Caltyr decided he needed to be less methodical about this. Sara wouldn’t make things even this easy, she would be slinging lightning and going for the throat.

He sped up, closing the extreme gap between the two of them before spurting a long, quick stream at the shadow dragon. It missed, but just barely, sailing past her hind leg.

He shot a fine line of water at her again, and again. She avoided both.

Finally, he extended his water out into a hook and swept at her front, much like the whipping motion he’d been practicing. The liquid extended further out than he’d ever taken it and started trying to separate into droplets, but his force of will steadied it and he scooped her chest even while she turned, hitting her fair and square.

“Good,” she yelled, not slowing down, even now that he had succeeded, “now I want you to dare to hurt the great T’allyandria Morriganha D’Llarkhen.”

Hurt her? He remembered her wailing dramatically for an entire recess because he’d clipped her with his imaginary mop.

“Are you sure?” he yelled out toward her backside.

She responded by sending an angry wisp of shadow in his direction, which hit his face and encircled it with a cold mist that sucked the air out of his throat.

Caltyr stepped out of the darkness and found the plum-colored dragon again, who was closing in on him now.
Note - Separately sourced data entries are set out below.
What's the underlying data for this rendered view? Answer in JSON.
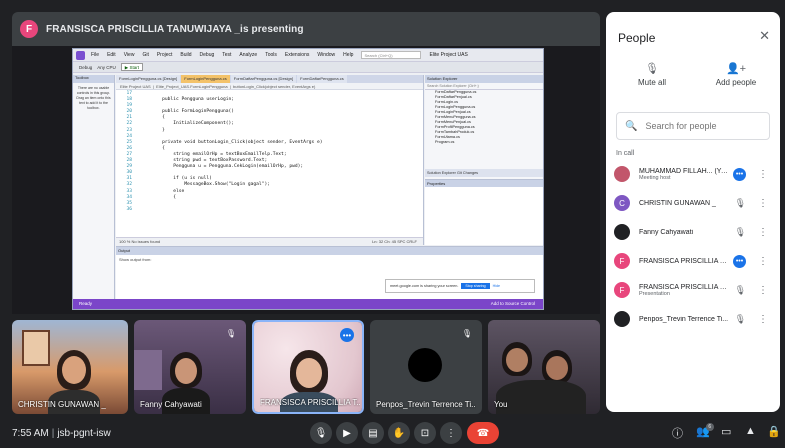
{
  "presenting": {
    "avatar_letter": "F",
    "label": "FRANSISCA PRISCILLIA TANUWIJAYA _is presenting"
  },
  "vs": {
    "menu": [
      "File",
      "Edit",
      "View",
      "Git",
      "Project",
      "Build",
      "Debug",
      "Test",
      "Analyze",
      "Tools",
      "Extensions",
      "Window",
      "Help"
    ],
    "search_placeholder": "Search (Ctrl+Q)",
    "project": "Elite Project UAS",
    "toolbar_config": "Debug",
    "toolbar_platform": "Any CPU",
    "toolbar_start": "▶ Start",
    "toolbox_title": "Toolbox",
    "toolbox_placeholder": "There are no usable controls in this group. Drag an item onto this text to add it to the toolbox.",
    "tabs": [
      "FormLoginPengguna.cs [Design]",
      "FormLoginPengguna.cs",
      "FormDaftarPengguna.cs [Design]",
      "FormDaftarPengguna.cs"
    ],
    "nav_left": "Elite Project UAS",
    "nav_mid": "Elite_Project_UAS.FormLoginPengguna",
    "nav_right": "buttonLogin_Click(object sender, EventArgs e)",
    "code": [
      {
        "n": "17",
        "code": ""
      },
      {
        "n": "18",
        "code": "        public Pengguna userLogin;"
      },
      {
        "n": "19",
        "code": ""
      },
      {
        "n": "20",
        "code": "        public FormLoginPengguna()"
      },
      {
        "n": "21",
        "code": "        {"
      },
      {
        "n": "22",
        "code": "            InitializeComponent();"
      },
      {
        "n": "23",
        "code": "        }"
      },
      {
        "n": "24",
        "code": ""
      },
      {
        "n": "25",
        "code": "        private void buttonLogin_Click(object sender, EventArgs e)"
      },
      {
        "n": "26",
        "code": "        {"
      },
      {
        "n": "27",
        "code": "            string emailOrHp = textBoxEmailTelp.Text;"
      },
      {
        "n": "28",
        "code": "            string pwd = textBoxPassword.Text;"
      },
      {
        "n": "29",
        "code": "            Pengguna u = Pengguna.CekLogin(emailOrHp, pwd);"
      },
      {
        "n": "30",
        "code": ""
      },
      {
        "n": "31",
        "code": "            if (u is null)"
      },
      {
        "n": "32",
        "code": "                MessageBox.Show(\"Login gagal\");"
      },
      {
        "n": "33",
        "code": "            else"
      },
      {
        "n": "34",
        "code": "            {"
      },
      {
        "n": "35",
        "code": ""
      },
      {
        "n": "36",
        "code": ""
      }
    ],
    "editor_status": "100 %    No issues found",
    "editor_pos": "Ln: 32   Ch: 45   SPC   CRLF",
    "solution_title": "Solution Explorer",
    "solution_search": "Search Solution Explorer (Ctrl+;)",
    "solution_items": [
      "FormDaftarPengguna.cs",
      "FormDaftarPenjual.cs",
      "FormLogin.cs",
      "FormLoginPengguna.cs",
      "FormLoginPenjual.cs",
      "FormMenuPengguna.cs",
      "FormMenuPenjual.cs",
      "FormProfilPengguna.cs",
      "FormTambahProduk.cs",
      "FormUtama.cs",
      "Program.cs"
    ],
    "se_tabs": "Solution Explorer   Git Changes",
    "props_title": "Properties",
    "output_title": "Output",
    "output_show": "Show output from:",
    "notif_text": "meet.google.com is sharing your screen.",
    "notif_stop": "Stop sharing",
    "notif_hide": "Hide",
    "status_left": "Ready",
    "status_right": "Add to Source Control"
  },
  "tiles": [
    {
      "name": "CHRISTIN GUNAWAN _",
      "bg": "#c77b52"
    },
    {
      "name": "Fanny Cahyawati",
      "bg": "#4a3a5c"
    },
    {
      "name": "FRANSISCA PRISCILLIA T...",
      "bg": "#e9d3da",
      "speaking": true
    },
    {
      "name": "Penpos_Trevin Terrence Ti...",
      "bg": "#3c4043"
    },
    {
      "name": "You",
      "bg": "#4a4350"
    }
  ],
  "bottom": {
    "time": "7:55 AM",
    "code": "jsb-pgnt-isw",
    "participant_count": "6"
  },
  "people": {
    "title": "People",
    "mute_all": "Mute all",
    "add_people": "Add people",
    "search_placeholder": "Search for people",
    "section": "In call",
    "rows": [
      {
        "name": "MUHAMMAD FILLAH... (You)",
        "sub": "Meeting host",
        "av": "#c2566b",
        "letter": "",
        "status": "speaking"
      },
      {
        "name": "CHRISTIN GUNAWAN _",
        "sub": "",
        "av": "#7e57c2",
        "letter": "C",
        "status": "muted"
      },
      {
        "name": "Fanny Cahyawati",
        "sub": "",
        "av": "#202124",
        "letter": "",
        "status": "muted"
      },
      {
        "name": "FRANSISCA PRISCILLIA TA...",
        "sub": "",
        "av": "#e8467c",
        "letter": "F",
        "status": "speaking"
      },
      {
        "name": "FRANSISCA PRISCILLIA TA...",
        "sub": "Presentation",
        "av": "#e8467c",
        "letter": "F",
        "status": "muted"
      },
      {
        "name": "Penpos_Trevin Terrence Ti...",
        "sub": "",
        "av": "#202124",
        "letter": "",
        "status": "muted"
      }
    ]
  }
}
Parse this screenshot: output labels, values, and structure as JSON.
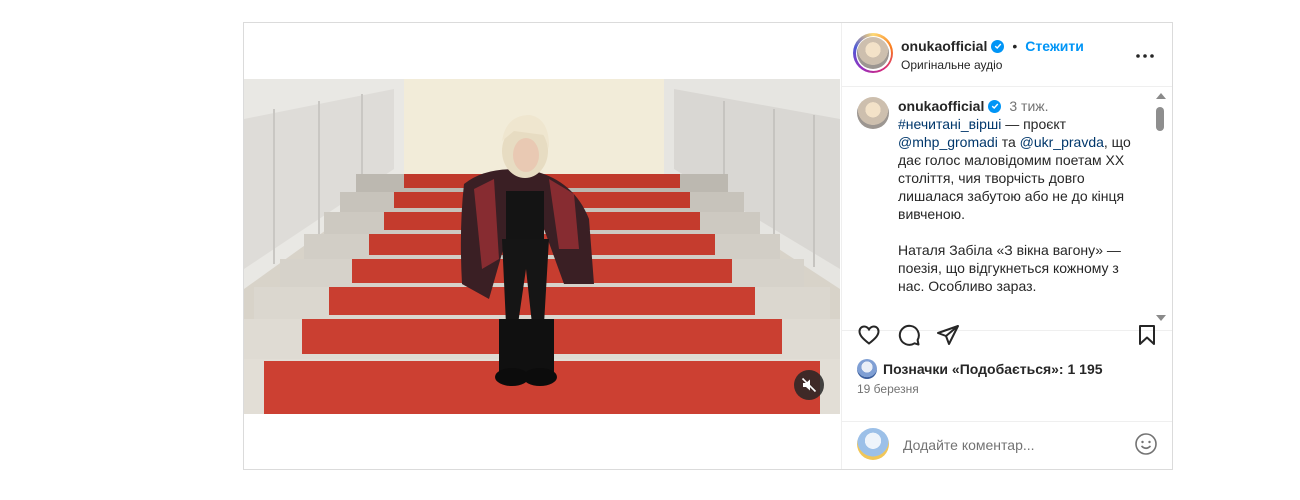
{
  "post": {
    "username": "onukaofficial",
    "header": {
      "follow_separator": "•",
      "follow_label": "Стежити",
      "audio_label": "Оригінальне аудіо"
    },
    "caption": {
      "time": "3 тиж.",
      "line1_hashtag": "#нечитані_вірші",
      "line1_text": " — проєкт ",
      "mention1": "@mhp_gromadi",
      "mid_text": " та ",
      "mention2": "@ukr_pravda",
      "rest_text": ", що дає голос маловідомим поетам ХХ століття, чия творчість довго лишалася забутою або не до кінця вивченою.",
      "paragraph2": "Наталя Забіла «З вікна вагону» — поезія, що відгукнеться кожному з нас. Особливо зараз."
    },
    "likes_text": "Позначки «Подобається»: 1 195",
    "date": "19 березня",
    "comment_placeholder": "Додайте коментар..."
  },
  "icons": {
    "verified": "verified-badge-icon",
    "more": "more-options-icon",
    "like": "heart-icon",
    "comment": "comment-bubble-icon",
    "share": "paper-plane-icon",
    "save": "bookmark-icon",
    "mute": "speaker-muted-icon",
    "emoji": "smiley-icon"
  },
  "colors": {
    "accent": "#0095f6",
    "link": "#00376b",
    "muted": "#737373",
    "border": "#dbdbdb"
  }
}
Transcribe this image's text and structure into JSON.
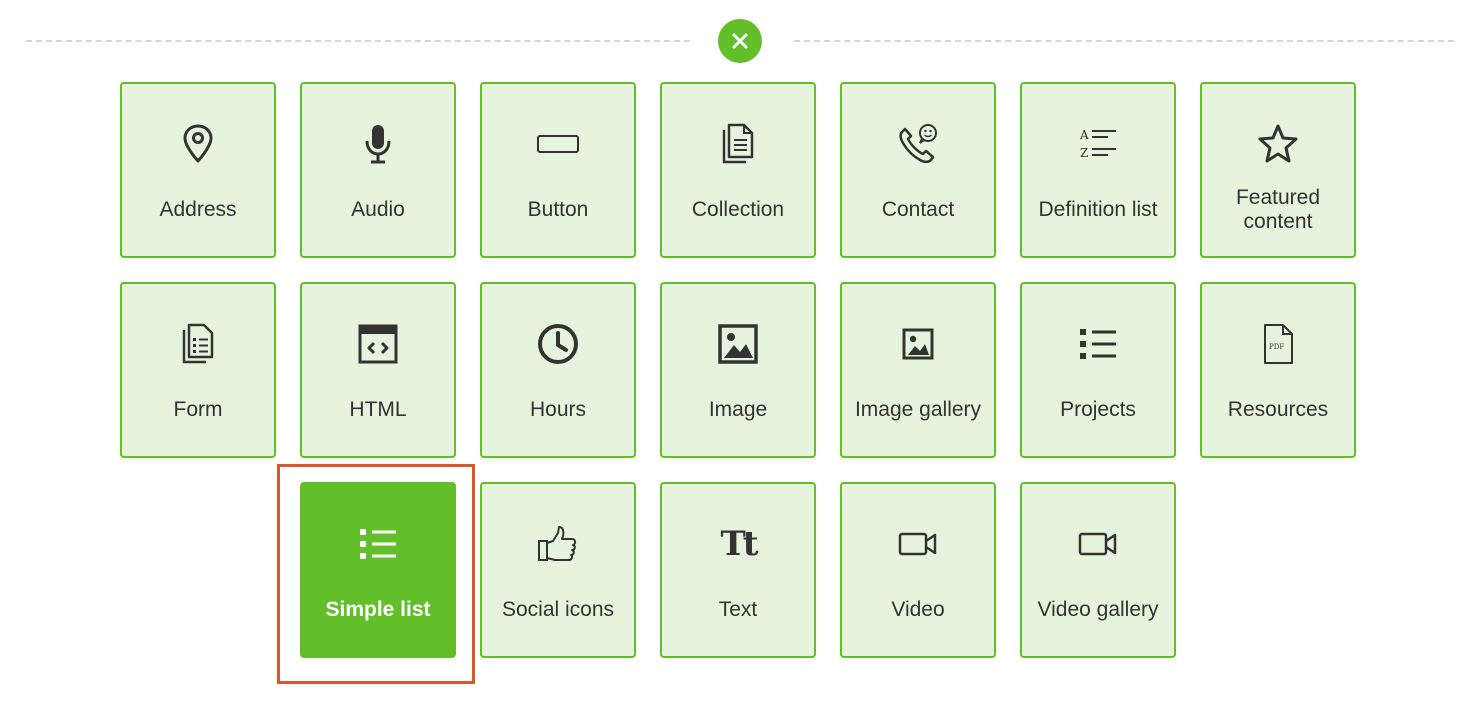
{
  "close_button": {
    "icon": "close-icon",
    "color": "#63bf29"
  },
  "accent_color": "#63bf29",
  "highlight_color": "#d9572f",
  "tiles": [
    {
      "label": "Address",
      "icon": "map-pin-icon",
      "selected": false
    },
    {
      "label": "Audio",
      "icon": "microphone-icon",
      "selected": false
    },
    {
      "label": "Button",
      "icon": "button-icon",
      "selected": false
    },
    {
      "label": "Collection",
      "icon": "documents-icon",
      "selected": false
    },
    {
      "label": "Contact",
      "icon": "phone-chat-icon",
      "selected": false
    },
    {
      "label": "Definition list",
      "icon": "definition-list-icon",
      "selected": false
    },
    {
      "label": "Featured content",
      "icon": "star-icon",
      "selected": false
    },
    {
      "label": "Form",
      "icon": "form-icon",
      "selected": false
    },
    {
      "label": "HTML",
      "icon": "code-icon",
      "selected": false
    },
    {
      "label": "Hours",
      "icon": "clock-icon",
      "selected": false
    },
    {
      "label": "Image",
      "icon": "image-icon",
      "selected": false
    },
    {
      "label": "Image gallery",
      "icon": "image-gallery-icon",
      "selected": false
    },
    {
      "label": "Projects",
      "icon": "bullet-list-icon",
      "selected": false
    },
    {
      "label": "Resources",
      "icon": "pdf-file-icon",
      "selected": false
    },
    {
      "label": "Simple list",
      "icon": "bullet-list-icon",
      "selected": true
    },
    {
      "label": "Social icons",
      "icon": "thumbs-up-icon",
      "selected": false
    },
    {
      "label": "Text",
      "icon": "text-icon",
      "selected": false
    },
    {
      "label": "Video",
      "icon": "video-camera-icon",
      "selected": false
    },
    {
      "label": "Video gallery",
      "icon": "video-camera-icon",
      "selected": false
    }
  ]
}
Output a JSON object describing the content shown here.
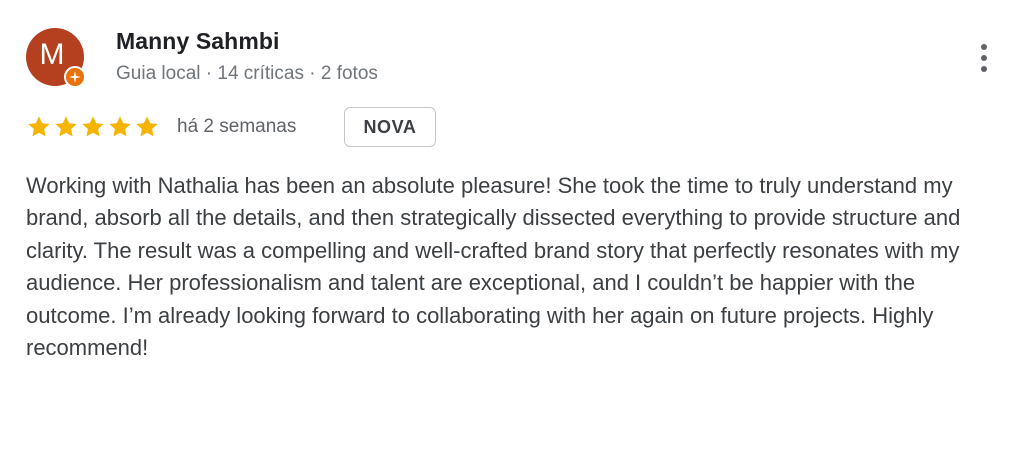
{
  "reviewer": {
    "avatar_initial": "M",
    "avatar_color": "#b5401f",
    "badge_icon": "local-guide-star-icon",
    "badge_color": "#e8710a",
    "name": "Manny Sahmbi",
    "meta": "Guia local · 14 críticas · 2 fotos"
  },
  "menu": {
    "icon": "more-vertical-icon"
  },
  "rating": {
    "stars": 5,
    "max_stars": 5,
    "star_color": "#f4b400",
    "time_ago": "há 2 semanas",
    "badge_label": "NOVA"
  },
  "review": {
    "text": "Working with Nathalia has been an absolute pleasure! She took the time to truly understand my brand, absorb all the details, and then strategically dissected everything to provide structure and clarity. The result was a compelling and well-crafted brand story that perfectly resonates with my audience. Her professionalism and talent are exceptional, and I couldn’t be happier with the outcome. I’m already looking forward to collaborating with her again on future projects. Highly recommend!"
  }
}
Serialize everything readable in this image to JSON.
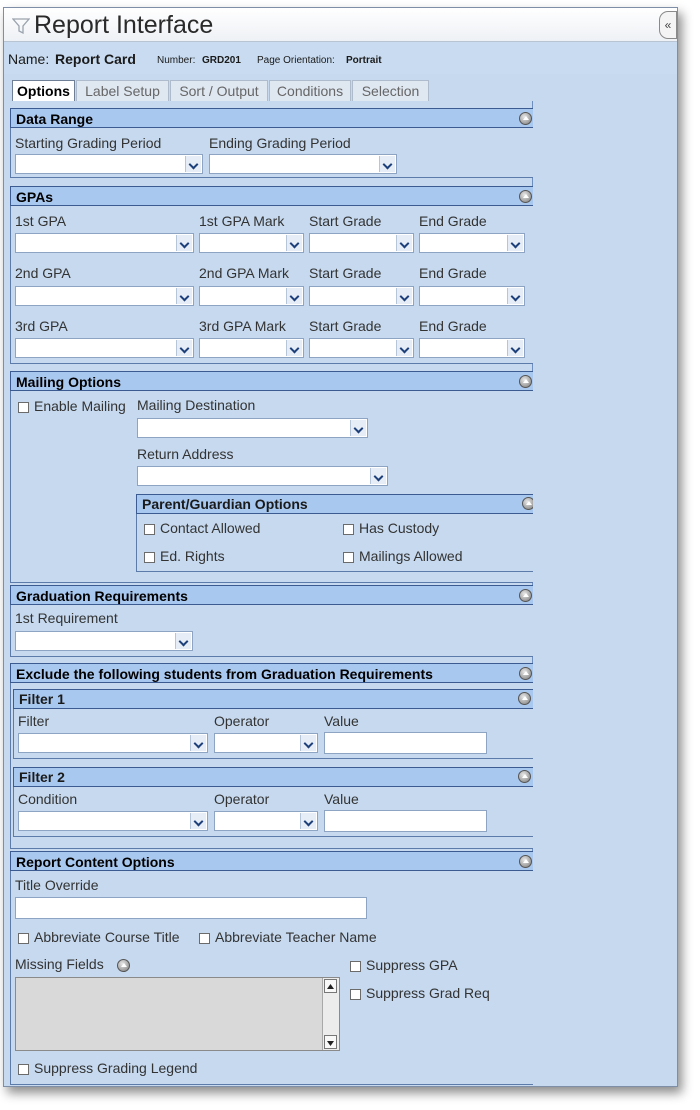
{
  "window": {
    "title": "Report Interface",
    "collapse_label": "«",
    "name_label": "Name:",
    "name_value": "Report Card",
    "number_label": "Number:",
    "number_value": "GRD201",
    "orientation_label": "Page Orientation:",
    "orientation_value": "Portrait"
  },
  "tabs": [
    "Options",
    "Label Setup",
    "Sort / Output",
    "Conditions",
    "Selection"
  ],
  "data_range": {
    "heading": "Data Range",
    "start_label": "Starting Grading Period",
    "end_label": "Ending Grading Period"
  },
  "gpas": {
    "heading": "GPAs",
    "rows": [
      {
        "gpa": "1st GPA",
        "mark": "1st GPA Mark",
        "start": "Start Grade",
        "end": "End Grade"
      },
      {
        "gpa": "2nd GPA",
        "mark": "2nd GPA Mark",
        "start": "Start Grade",
        "end": "End Grade"
      },
      {
        "gpa": "3rd GPA",
        "mark": "3rd GPA Mark",
        "start": "Start Grade",
        "end": "End Grade"
      }
    ]
  },
  "mailing": {
    "heading": "Mailing Options",
    "enable_label": "Enable Mailing",
    "destination_label": "Mailing Destination",
    "return_label": "Return Address",
    "guardian": {
      "heading": "Parent/Guardian Options",
      "contact": "Contact Allowed",
      "custody": "Has Custody",
      "ed_rights": "Ed. Rights",
      "mailings": "Mailings Allowed"
    }
  },
  "graduation": {
    "heading": "Graduation Requirements",
    "req_label": "1st Requirement"
  },
  "exclude": {
    "heading": "Exclude the following students from Graduation Requirements",
    "filter1": {
      "heading": "Filter 1",
      "filter_label": "Filter",
      "operator_label": "Operator",
      "value_label": "Value"
    },
    "filter2": {
      "heading": "Filter 2",
      "condition_label": "Condition",
      "operator_label": "Operator",
      "value_label": "Value"
    }
  },
  "content_opts": {
    "heading": "Report Content Options",
    "title_override_label": "Title Override",
    "abbr_course": "Abbreviate Course Title",
    "abbr_teacher": "Abbreviate Teacher Name",
    "missing_fields": "Missing Fields",
    "suppress_gpa": "Suppress GPA",
    "suppress_grad": "Suppress Grad Req",
    "suppress_legend": "Suppress Grading Legend"
  }
}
It seemed like her plan had been to tackle him while he was blinded, so he leapt backward and conjured not one but two icy orbs into being.

He pelted one straight at her center mass, and it plunked against her chest hard enough that he was worried he had broken one of her scales. But she kept advancing, so he fired the other one too.

She bounced out of the way effortlessly and passed him, using the razor-sharp edge of her claws to swipe his tail on the way by. He felt her slice through to his skin, and he yanked the appendage inward to stop it from being split to ribbons. “Ow!”

“Don’t forget that if all else fails, you can just use your claws. You hurt me, and I hurt you, so let’s just stop now. You’re ready.” She nodded her slim, triangle-shaped face in his direction while slowing to a stop.

She seemed proud of him, satisfied with his progress. But he wasn’t sure it was enough to win against Sara.

“What did she do, anyway? To make a nincompoop like you want to fight her?” She pulled her nails up toward her face and inspected them. They were black, shiny, and somewhat splintered from her run through the field. She began scraping the abundant layer of muck off of each one.

“She keeps saying I’m evil. Which may or may not be worse than calling me a nincompoop. What does that even mean, anyway?”

“It means you’re delightful and fun to be around.” She opened her lips in a forced smile that didn’t reach her eyes. “Anyway, what do you care? Being evil wouldn’t be the worst thing in the world. To me, ‘evil’ is just being free of what everyone else thinks of you.”

“I’d be fine with it if that was how she meant it. But she just keeps saying it to other people to warn them against hanging out with me, like I’ll taint them just by being around, like I’m… bad.” His scales began to droop slightly, unbeknownst to him.

“Oh. Yeah.” T’allyandria Morriganha D’Llarkhen plucked the scale from her chest that the ice ball had, in fact, broken. She walked over to the wilting blue dragon and graced him with a touch to the shoulder. “Then you’ve got to ice punch her face in.”